DispatchMessage() seemingly not necessary

Sorry if this is a repost or if it is covered in one of the episodes, couldn't figure out how to search and I'm only up to Push Buffer Rendering.

In writing the platform code for my own project, it occurred to me that the call to DispatchMessage may not even be necessary. Dispatch message seems to be designed for "dispatching" messages to their respective windows within an application. Since we only have the one window, we should be able to side step the call and process the messages outside of the window procedure in the same way as the keyboard input. This would allow us to remove the window procedure completely and allow us to get closer to the functional-ish style of program Casey describes when the keyboard input handling is originally pulled out. This should involve setting the window classes window procedure as DefWindowProc or, whatever its called, if I'm not mistaken.

Is this accurate?

EDIT: It occurs to me now that the meat of this isn't really whether or not DispatchMessage is called. It is more that we don't need a custom window procedure unless we act on unqueued messages. I don't have the experience to know whether or not that's something that happens often, but I presume its fairly likely and that its best to keep a custom window procedure.
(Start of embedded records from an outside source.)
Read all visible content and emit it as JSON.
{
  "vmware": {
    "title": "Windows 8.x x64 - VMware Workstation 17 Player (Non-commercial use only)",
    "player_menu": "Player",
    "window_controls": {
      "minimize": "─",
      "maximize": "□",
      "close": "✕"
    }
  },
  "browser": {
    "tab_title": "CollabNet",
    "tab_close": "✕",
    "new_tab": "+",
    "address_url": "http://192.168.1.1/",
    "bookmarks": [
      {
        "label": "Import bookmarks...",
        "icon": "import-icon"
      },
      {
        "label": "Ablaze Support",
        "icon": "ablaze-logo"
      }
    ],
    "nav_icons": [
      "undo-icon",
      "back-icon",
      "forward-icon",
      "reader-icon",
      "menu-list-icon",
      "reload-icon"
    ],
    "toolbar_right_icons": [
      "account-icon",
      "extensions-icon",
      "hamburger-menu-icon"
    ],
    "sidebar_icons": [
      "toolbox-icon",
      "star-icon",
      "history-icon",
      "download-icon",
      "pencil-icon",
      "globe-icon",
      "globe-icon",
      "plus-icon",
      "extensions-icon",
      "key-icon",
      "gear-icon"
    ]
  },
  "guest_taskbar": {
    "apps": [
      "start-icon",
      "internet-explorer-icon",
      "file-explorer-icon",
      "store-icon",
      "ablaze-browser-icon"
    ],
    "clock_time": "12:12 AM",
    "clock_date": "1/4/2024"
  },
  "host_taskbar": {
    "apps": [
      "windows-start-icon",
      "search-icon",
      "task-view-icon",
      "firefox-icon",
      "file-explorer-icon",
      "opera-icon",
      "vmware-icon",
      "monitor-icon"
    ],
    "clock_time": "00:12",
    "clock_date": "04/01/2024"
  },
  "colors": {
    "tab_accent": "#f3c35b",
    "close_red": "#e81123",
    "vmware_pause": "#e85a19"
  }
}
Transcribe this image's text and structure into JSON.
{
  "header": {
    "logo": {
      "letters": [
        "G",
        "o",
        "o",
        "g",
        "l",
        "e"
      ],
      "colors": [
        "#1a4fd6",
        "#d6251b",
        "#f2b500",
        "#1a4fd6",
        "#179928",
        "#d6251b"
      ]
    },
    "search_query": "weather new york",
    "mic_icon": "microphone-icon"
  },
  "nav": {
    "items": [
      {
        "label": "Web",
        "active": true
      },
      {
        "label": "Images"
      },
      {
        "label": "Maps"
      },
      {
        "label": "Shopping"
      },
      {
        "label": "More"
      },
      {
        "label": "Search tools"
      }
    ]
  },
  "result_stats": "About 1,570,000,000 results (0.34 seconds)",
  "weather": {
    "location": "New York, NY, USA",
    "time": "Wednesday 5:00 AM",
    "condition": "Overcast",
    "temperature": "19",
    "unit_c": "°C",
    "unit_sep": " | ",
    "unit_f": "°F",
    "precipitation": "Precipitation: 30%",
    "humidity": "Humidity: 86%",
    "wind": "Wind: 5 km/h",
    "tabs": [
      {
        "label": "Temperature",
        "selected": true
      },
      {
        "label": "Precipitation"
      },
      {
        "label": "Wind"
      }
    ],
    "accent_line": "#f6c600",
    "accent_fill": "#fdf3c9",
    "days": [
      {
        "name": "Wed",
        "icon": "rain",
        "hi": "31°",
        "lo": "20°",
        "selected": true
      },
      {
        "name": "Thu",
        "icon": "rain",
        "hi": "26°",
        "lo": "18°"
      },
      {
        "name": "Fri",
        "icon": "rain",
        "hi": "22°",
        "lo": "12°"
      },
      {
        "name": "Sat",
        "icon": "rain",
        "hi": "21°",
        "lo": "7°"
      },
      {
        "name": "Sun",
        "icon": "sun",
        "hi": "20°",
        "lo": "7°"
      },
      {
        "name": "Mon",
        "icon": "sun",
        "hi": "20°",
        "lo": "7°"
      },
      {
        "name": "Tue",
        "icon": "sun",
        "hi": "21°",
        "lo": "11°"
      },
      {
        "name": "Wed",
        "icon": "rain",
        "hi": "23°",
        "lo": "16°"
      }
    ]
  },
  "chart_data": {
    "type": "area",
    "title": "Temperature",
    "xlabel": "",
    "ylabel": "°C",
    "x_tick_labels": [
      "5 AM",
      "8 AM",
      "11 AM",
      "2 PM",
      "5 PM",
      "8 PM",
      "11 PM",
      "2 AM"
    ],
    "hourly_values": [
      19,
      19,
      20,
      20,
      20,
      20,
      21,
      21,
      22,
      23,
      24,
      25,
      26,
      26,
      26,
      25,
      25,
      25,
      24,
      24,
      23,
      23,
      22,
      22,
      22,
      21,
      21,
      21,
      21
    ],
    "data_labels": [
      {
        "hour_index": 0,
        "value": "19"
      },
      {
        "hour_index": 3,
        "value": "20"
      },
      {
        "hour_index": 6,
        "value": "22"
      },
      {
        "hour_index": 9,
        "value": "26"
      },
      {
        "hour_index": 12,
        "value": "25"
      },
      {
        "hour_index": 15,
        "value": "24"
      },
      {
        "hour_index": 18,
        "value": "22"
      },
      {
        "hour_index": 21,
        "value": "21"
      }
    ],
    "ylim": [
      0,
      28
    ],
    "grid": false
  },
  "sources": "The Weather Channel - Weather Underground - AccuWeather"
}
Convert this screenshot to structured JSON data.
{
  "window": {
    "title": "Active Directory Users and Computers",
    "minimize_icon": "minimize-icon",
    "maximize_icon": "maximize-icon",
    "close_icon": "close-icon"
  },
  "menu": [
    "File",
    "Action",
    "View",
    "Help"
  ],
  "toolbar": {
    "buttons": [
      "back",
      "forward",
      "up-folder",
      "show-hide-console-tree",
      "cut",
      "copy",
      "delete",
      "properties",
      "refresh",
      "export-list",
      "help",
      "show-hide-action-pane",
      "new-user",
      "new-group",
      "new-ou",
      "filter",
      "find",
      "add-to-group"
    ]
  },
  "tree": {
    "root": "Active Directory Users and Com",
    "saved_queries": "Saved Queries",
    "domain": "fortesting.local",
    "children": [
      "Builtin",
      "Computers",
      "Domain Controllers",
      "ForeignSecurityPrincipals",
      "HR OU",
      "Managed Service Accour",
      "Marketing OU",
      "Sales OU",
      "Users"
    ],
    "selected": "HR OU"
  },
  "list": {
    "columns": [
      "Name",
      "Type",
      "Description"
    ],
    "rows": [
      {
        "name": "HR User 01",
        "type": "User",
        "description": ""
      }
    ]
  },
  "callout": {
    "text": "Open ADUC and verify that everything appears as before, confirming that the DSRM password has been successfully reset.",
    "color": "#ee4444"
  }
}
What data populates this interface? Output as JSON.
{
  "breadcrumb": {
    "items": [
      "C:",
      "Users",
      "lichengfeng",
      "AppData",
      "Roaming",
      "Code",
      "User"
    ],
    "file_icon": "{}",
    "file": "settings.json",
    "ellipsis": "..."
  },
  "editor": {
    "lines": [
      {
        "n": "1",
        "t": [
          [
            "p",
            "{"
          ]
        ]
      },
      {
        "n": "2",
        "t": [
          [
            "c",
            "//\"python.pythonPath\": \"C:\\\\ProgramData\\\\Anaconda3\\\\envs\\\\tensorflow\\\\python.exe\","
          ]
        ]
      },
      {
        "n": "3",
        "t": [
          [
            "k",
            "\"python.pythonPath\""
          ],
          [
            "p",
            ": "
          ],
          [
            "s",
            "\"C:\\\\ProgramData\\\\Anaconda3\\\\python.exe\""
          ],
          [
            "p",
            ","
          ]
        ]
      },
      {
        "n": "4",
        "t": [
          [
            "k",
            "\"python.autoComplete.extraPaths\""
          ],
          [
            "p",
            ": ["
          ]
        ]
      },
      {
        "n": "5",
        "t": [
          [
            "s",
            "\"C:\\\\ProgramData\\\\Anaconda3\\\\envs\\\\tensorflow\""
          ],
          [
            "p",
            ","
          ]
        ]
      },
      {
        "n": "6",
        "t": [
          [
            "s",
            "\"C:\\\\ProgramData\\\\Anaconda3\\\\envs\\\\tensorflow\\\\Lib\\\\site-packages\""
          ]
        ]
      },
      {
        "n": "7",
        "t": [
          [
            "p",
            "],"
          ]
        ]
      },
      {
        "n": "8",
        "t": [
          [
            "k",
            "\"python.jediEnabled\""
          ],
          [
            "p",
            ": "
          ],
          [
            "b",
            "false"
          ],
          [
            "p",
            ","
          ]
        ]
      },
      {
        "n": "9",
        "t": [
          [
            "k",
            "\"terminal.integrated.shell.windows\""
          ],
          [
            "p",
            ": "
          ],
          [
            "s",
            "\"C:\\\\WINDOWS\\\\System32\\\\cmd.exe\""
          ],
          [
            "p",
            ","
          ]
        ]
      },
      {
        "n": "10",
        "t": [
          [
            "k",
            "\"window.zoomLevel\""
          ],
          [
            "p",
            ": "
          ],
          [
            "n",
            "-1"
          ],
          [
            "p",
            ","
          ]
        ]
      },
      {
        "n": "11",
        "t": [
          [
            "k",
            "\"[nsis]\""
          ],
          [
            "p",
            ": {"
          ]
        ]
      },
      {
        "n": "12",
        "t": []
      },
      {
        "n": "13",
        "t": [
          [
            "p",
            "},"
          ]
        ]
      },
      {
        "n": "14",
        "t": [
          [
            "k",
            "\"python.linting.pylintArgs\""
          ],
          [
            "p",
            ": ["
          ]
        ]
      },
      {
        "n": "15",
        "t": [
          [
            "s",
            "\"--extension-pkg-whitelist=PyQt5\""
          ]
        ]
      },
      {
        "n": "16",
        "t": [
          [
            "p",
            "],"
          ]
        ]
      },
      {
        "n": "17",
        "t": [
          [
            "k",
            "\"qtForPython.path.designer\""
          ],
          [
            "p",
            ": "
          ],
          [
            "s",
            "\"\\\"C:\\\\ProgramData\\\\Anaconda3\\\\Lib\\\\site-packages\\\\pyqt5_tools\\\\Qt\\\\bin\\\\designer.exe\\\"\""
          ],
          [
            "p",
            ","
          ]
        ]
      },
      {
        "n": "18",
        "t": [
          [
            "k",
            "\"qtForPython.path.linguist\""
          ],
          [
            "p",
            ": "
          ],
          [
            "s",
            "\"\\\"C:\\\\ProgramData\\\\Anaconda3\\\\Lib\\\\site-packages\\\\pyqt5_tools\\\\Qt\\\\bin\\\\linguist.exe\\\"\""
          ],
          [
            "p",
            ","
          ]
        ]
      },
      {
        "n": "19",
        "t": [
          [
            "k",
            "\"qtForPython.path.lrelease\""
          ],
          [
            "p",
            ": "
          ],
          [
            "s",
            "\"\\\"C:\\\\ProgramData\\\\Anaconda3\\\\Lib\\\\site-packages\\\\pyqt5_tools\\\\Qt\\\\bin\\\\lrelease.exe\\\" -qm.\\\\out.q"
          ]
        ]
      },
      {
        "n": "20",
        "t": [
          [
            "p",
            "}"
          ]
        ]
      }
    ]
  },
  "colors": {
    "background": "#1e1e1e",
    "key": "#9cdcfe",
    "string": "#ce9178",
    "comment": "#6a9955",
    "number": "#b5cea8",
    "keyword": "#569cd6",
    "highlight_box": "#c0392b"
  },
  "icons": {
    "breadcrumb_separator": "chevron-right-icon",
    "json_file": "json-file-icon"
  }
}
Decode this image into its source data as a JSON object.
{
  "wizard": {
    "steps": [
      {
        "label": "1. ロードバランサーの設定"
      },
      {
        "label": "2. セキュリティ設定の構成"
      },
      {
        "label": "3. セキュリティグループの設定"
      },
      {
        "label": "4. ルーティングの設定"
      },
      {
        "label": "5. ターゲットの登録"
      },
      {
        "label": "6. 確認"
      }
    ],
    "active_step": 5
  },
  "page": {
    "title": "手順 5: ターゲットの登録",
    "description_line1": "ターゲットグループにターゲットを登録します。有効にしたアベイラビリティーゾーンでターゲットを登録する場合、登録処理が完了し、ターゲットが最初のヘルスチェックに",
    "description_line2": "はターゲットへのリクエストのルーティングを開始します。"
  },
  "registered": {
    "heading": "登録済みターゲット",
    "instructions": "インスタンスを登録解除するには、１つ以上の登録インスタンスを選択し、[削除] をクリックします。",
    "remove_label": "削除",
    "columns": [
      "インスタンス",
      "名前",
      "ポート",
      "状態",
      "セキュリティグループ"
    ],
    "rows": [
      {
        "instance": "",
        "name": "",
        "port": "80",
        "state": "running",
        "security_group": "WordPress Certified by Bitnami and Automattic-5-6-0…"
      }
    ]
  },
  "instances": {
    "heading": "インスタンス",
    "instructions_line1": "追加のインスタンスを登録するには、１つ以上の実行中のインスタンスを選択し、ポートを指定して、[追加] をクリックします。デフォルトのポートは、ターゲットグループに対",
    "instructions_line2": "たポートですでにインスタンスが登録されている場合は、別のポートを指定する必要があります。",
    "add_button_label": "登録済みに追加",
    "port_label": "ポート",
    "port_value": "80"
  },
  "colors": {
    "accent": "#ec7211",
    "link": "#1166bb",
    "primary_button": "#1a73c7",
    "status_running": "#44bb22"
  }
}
I guess that makes this post somewhat redundant, but typing it all out helped me think through the problem, and reading it might help someone else.

Edited by Ben Obikoya on
I think there are cases when Windows calls window procedure directly without adding message to the message queue. This may limit your options unless you don't care about those specific messages.
You cannot process only the message in the queue, because Windows sends (many!) of the message types directly to your window, unfortunately. Oh what a wonderful world it would be if they didn't :) But sadly, you must have a window procedure for gathering many of the messages, so usually it is just easier to use DispatchMessage() so you do not have to have _two_ places messages are handled, and try to figure out which ones go where (and when).

- Casey
Yeah that's kind of what I realised, but expressed poorly, when I made the edit and talked about unqueued messages. Thanks for confirming that there are in fact a lot of "unqueued" messages.
I did the test at one point to see which of the messages I cared about (eg., game-relevant messages) went to the loop and which went to the window, and unfortunately there were definitely important ones that went to the window. I didn't bother to keep track, since all I needed to remember was "you have to have a WndProc", but I do seem to recall the message selection being very surprising, too... like, it wasn't necessarily messages that I felt had any real reason for being dispatched directly to the window, but I guess it's just the crazy disaster that is user32.dll at this point :/

- Casey
Even if you have only one window, the WindowProc and DispatchMessage is needed. What happens if you call SendMessage from same thread where is window created? SendMessage waits until message is processed, it doesn't return until your code finishes processing message. So if you do only GetMessage/PeekMessage and don't use WindowProc/DispatchMessage then your message processing loop would never be able to process message sent by SendMessage. Only WindowProc can receive this kind of message, process it and return result back to SendMessage.

Basically SendMessage calls WindowProc of window if you are calling it from same thread. It uses message queue only if you are on different thread than window was created.

Of course HandmadeHero doesn't use SendMessage explicitly, but who knows what Windows API does internally. What if SetWindowLongPtr (which HH uses) or other functions (GL? D3D?) decides to use SendMessage to communicate with window?